This experiment is divided into two parts. First one is
about sampling theory and the second part is about Analog to Digital conversion The sampling theorem shows that a continuous-time bandlimited signal may be represented perfectly by its sample at uniform intervals. In other words, the continuous-time signal may be reconstructed perfectly from its samples; sampling at a high enough rate is information-lossless There is a simple pulse modulation technique called Pulse Amplitude Modulation (PAM) which is proved to be more power efficient than the PWM and consumes constant power for individual pulses. In PAM the amplitude of the individual pulses are varied according to the amplitude of the modulating signals. The PAM modulator and demodulator circuits simple compared to other kind of modulation and demodulation techniques. There are two kinds of PAM one in which the pulses have the same polarity and the other in which the pulses can have both positive and negative polarity according to the amplitude of the modulating signal. A sample and hold circuit is an analog device that samples the voltage of a continuously varying analog signal and holds its value at a constant level for a specified minimum period of time. Sample and hold circuits and related peak detectors are the elementary analog memory devices. Aliasing is an effect that causes different signals to become indistinguishable (when sampled.
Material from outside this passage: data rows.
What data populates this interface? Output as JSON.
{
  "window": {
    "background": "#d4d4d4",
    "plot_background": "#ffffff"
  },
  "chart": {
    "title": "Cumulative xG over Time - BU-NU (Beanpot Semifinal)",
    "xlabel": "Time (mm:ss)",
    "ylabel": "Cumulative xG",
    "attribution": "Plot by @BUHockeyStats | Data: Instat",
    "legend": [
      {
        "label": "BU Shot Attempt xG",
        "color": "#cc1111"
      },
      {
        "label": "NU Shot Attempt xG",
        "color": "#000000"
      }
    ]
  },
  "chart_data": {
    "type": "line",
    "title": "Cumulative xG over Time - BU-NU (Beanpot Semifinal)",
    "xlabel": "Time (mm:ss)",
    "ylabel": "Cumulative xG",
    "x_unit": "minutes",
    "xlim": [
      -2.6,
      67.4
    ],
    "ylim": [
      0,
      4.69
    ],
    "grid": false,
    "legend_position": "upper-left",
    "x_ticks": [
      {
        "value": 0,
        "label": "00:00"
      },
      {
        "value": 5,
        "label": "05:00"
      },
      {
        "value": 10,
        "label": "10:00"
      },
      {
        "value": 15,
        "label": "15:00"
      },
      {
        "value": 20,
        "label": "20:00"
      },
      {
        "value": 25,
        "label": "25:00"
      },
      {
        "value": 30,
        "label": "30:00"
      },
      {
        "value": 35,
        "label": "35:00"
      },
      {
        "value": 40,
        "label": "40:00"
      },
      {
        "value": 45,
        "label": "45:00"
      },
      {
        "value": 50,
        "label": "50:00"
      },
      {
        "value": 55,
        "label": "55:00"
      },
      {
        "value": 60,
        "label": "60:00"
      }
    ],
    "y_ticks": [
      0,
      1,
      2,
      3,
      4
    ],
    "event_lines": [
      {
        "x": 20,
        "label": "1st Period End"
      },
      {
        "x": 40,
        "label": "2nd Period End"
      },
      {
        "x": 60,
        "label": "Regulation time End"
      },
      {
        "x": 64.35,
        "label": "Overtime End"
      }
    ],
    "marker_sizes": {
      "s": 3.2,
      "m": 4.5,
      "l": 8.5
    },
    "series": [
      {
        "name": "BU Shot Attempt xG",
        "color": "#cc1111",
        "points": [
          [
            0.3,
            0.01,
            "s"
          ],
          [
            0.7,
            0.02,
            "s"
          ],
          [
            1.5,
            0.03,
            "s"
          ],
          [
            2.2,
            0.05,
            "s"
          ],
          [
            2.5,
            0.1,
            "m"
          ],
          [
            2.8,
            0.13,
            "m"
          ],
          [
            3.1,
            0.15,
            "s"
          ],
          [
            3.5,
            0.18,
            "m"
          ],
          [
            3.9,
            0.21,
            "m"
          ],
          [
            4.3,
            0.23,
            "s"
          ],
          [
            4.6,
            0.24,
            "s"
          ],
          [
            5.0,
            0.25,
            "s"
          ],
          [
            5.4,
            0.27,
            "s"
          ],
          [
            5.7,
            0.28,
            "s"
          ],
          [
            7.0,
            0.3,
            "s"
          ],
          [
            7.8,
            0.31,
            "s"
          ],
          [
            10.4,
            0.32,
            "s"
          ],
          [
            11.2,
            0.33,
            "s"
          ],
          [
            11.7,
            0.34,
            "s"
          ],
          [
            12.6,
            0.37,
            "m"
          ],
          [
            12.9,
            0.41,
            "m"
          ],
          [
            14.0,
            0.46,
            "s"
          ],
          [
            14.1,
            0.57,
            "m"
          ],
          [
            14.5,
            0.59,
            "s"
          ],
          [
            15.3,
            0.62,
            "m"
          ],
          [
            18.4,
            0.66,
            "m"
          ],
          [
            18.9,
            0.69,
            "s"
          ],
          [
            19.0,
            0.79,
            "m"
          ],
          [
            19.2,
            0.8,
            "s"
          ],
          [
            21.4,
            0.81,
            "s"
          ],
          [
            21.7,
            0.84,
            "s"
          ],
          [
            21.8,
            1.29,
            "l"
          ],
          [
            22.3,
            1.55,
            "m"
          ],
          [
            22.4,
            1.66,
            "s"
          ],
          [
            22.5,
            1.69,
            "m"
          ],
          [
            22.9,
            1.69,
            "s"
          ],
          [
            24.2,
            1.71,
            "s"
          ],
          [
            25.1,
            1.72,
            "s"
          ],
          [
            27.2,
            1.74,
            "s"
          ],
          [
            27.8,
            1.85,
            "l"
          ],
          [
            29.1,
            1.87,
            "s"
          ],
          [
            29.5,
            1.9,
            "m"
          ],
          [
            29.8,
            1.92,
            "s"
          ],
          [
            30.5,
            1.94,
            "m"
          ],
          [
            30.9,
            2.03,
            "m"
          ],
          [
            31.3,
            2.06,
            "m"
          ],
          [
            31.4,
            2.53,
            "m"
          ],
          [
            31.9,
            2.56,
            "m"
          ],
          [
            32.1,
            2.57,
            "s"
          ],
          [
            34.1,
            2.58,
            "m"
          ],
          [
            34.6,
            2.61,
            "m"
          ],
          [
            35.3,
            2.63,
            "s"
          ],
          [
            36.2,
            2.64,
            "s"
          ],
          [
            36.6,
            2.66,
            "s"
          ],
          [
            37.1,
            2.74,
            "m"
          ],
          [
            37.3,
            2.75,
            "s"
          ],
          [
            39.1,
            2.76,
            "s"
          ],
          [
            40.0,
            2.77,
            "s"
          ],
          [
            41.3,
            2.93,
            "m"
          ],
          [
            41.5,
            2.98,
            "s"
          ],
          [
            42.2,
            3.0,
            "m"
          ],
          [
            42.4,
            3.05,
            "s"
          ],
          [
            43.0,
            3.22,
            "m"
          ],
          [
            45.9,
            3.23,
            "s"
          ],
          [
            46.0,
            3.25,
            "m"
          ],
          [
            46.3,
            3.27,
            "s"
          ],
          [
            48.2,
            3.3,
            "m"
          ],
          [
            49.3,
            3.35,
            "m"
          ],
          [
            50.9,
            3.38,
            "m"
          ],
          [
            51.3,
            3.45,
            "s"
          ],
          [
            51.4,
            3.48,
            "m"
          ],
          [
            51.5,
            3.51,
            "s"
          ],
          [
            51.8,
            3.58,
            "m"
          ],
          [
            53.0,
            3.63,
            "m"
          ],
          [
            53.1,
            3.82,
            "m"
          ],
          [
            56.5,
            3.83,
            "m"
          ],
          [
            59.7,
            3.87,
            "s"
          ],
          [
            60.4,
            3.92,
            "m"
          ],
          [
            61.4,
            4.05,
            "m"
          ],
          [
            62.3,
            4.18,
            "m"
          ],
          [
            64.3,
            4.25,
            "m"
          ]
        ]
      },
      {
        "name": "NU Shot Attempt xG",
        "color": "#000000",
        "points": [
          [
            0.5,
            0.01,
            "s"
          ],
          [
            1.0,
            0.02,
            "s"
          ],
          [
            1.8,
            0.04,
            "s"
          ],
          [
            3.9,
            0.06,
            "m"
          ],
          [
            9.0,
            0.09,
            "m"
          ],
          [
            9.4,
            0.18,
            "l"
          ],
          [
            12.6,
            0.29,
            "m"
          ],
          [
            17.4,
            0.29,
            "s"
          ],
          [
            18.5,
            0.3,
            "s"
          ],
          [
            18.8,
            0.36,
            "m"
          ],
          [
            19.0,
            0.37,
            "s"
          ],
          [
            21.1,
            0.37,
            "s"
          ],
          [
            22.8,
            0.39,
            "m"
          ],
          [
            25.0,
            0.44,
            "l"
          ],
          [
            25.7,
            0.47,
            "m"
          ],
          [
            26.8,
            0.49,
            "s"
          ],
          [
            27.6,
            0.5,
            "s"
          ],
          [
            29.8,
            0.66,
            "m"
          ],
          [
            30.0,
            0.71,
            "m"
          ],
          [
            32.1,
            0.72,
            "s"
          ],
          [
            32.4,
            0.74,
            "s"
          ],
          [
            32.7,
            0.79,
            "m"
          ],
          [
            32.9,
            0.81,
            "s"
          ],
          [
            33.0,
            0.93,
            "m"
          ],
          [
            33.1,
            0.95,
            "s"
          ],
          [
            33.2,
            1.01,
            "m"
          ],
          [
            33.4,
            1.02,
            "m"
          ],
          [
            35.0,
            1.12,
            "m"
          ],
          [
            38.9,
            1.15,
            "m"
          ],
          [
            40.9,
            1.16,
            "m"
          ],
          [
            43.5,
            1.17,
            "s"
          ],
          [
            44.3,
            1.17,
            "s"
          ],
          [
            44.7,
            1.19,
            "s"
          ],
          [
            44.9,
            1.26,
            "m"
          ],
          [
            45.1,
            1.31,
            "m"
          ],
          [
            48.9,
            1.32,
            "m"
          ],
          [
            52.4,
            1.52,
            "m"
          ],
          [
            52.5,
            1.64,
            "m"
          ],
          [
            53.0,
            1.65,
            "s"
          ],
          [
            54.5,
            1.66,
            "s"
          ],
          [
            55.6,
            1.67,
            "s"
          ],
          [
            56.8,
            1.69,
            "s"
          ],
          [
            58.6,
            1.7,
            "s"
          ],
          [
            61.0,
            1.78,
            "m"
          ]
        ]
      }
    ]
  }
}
It also refers to the distortion or artifact that result when the signal reconstructed from samples is different from the original continuous signal. Aliasing has the effect of producing sounds of lower frequency from sounds that are higher in frequency than the Nyquist frequency. Once aliasing has occurred, it is absolutely impossible to distinguish a component generated by aliasing from one that was actually present in the input signal. This effect is one of the most common sources of distortion in digitized waveforms Analog-to-digital conversion is an electronic process in which a continuously variable signal is changed, without altering its essential content, into a multi-level signal. The input to an analog-to-digital converter (ADC) consists of a voltage that varies among a theoretically infinite number of values. The output of the ADC, in contrast, has defined levels or states. For conversion into digital the sampled signal is quantized. In this process each sample is compared to a
standard scale of discrete values and is given a binary number
representing its approximate amplitude CONLUSION: A message signal may originate from a digital or analog source. If the message signal is analog in nature, then it has to be converted into digital form before it can transmitted by digital means. The process by which the continuous-time signal is converted into a discretetime signal is called Sampling. Sample and hold circuits are used in linear systems. In some kinds of analog-to-digital converters, the input is compared to a voltage generated internally from a digital-toanalog converter (DAC). The circuit tries a series of values and stops converting once the voltages are equal, within some defined error margin. aliasing occurs when a signal to be sampled contains energy at frequencies above the sampling Nyquist frequency The simplest digital signals have only two states, and are called binary. All whole numbers can be represented in binary form as strings of ones and zeros.